A dog doesn’t say WOOF, when you think about it, and a cat doesn’t say MEOW, but how about MRAAOWL? More importantly, what is the sound of a shoelace breaking?

PLOO, suggests Alastair Reid in his knockabout Ounce Dice Trice, though perhaps it’s the notion of a shoelace making any noise at all – PIP is how I imagine it – that is the euphoric and even disorienting influence of reading this book a couple times through: I’m sure I’ve never used the word knockabout before now, but what the firkydoodle fudge. 

“Words have a sound and shape, in addition to their meanings,” is how Reid introduces this book, for anyone not persuaded by the title. “Sometimes the sound IS the meaning. If you take a word like BALLOON and say it aloud seven or eight times, you will grow quite dizzy with it. All the words here are meant to be said aloud, over and over, for your own delight. If you want to know more about their meaning, ask a dictionary.”

Indeed. Or Google, he might have added with the back of his hand. I did look up some of the oddities here – TINGLE-AIREY, PIDDOCKS, BREASTSUMMER, MUMRUFFIN, JIGGERY-POKERY – some were documented, some weren’t, and some you were nonetheless rooting for. Since Google doesn’t know everything, right? What kind of language are we living in where there isn’t a word for the drop that clings stubbornly to the ends of certain people’s noses (POOSE?), or the smallest pig in a litter (TANTONY?), or the guy who is always stopping in the street and staring at curiosities? (GONGOOZLER? Me.)

Oh, don’t fret: this probably isn’t going to get anyone in very much trouble at school – even if they did call someone a FLIBBERTIGIBBET or CLOAF or SLAMMERKIN, the worst it would possibly earn is dopey disbelief. I was recently walking to soccer practice with a bunch of ten-year-olds who gleefully insisted on referring to their assistant principal as a male stripper. (She’s a she.) Really, think of the rhetorical nuggets we are in the habit of casting with zero regard for their veracity. So I’m not sure I care very much whether it’s properly a SKEIN of geese, or a SKULK of foxes or a SNUTTERING of monkeys or a CONSTERNATION of mothers – every one of these expressions seems well worth the risk of a misunderstanding.

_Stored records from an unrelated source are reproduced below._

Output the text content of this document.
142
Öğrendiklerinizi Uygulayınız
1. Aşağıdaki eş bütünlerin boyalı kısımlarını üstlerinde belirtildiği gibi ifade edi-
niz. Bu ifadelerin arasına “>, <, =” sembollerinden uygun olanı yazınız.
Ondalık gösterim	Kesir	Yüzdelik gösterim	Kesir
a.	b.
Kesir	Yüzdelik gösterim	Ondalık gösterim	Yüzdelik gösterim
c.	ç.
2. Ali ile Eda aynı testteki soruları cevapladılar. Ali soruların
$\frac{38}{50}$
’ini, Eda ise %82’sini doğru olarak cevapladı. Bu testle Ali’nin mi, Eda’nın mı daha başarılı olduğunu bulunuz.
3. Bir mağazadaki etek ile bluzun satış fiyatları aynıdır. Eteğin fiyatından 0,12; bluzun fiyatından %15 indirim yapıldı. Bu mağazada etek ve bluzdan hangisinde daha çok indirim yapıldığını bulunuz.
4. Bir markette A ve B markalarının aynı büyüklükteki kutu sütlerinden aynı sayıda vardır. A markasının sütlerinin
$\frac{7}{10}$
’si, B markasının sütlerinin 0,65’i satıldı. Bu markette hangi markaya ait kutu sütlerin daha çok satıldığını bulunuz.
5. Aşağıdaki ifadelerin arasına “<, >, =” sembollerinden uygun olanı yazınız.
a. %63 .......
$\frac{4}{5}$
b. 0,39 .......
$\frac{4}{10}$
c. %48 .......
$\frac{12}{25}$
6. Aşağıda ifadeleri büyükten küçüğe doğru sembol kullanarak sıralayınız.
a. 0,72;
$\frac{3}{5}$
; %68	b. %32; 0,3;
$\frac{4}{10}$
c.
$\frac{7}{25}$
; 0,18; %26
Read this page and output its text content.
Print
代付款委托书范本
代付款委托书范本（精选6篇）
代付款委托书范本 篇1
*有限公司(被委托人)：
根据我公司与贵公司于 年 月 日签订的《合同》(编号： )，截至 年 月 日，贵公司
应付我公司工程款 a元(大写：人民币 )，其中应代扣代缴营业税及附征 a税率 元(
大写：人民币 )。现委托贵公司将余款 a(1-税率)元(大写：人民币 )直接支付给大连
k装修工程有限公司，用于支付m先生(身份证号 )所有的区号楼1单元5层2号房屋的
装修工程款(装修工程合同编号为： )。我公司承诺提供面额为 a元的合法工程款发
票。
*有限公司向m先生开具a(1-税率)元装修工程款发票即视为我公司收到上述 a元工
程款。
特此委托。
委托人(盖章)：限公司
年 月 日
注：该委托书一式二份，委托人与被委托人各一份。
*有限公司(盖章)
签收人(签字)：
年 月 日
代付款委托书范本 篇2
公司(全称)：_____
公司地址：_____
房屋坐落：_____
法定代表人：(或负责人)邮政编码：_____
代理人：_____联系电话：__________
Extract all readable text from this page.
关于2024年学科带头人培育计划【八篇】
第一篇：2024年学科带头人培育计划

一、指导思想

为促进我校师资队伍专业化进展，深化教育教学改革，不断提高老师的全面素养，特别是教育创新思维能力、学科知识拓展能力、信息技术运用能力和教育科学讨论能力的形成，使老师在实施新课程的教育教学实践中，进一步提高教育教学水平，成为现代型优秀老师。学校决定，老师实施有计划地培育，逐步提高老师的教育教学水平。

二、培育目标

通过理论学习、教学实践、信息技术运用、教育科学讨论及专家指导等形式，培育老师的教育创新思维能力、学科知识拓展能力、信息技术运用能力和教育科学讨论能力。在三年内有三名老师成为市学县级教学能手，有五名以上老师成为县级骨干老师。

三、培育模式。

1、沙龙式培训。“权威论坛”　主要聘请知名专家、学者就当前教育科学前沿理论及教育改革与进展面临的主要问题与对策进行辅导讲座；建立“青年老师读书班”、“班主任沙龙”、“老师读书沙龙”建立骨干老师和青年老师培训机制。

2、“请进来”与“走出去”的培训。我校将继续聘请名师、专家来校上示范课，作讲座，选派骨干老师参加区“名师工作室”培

And who knows? Maybe someone will pass these along. Or a WORG, which is a plant that never grows, or MIM people “who always sit with their fingertips together and their lips pursed tight, who always do the right thing, who disapprove,” and who we hope are not teaching our children. MIM people have WORGS in their gardens, gathering GNURR, and what is GNURR? Say it seven or eight times, and you might even sneeze.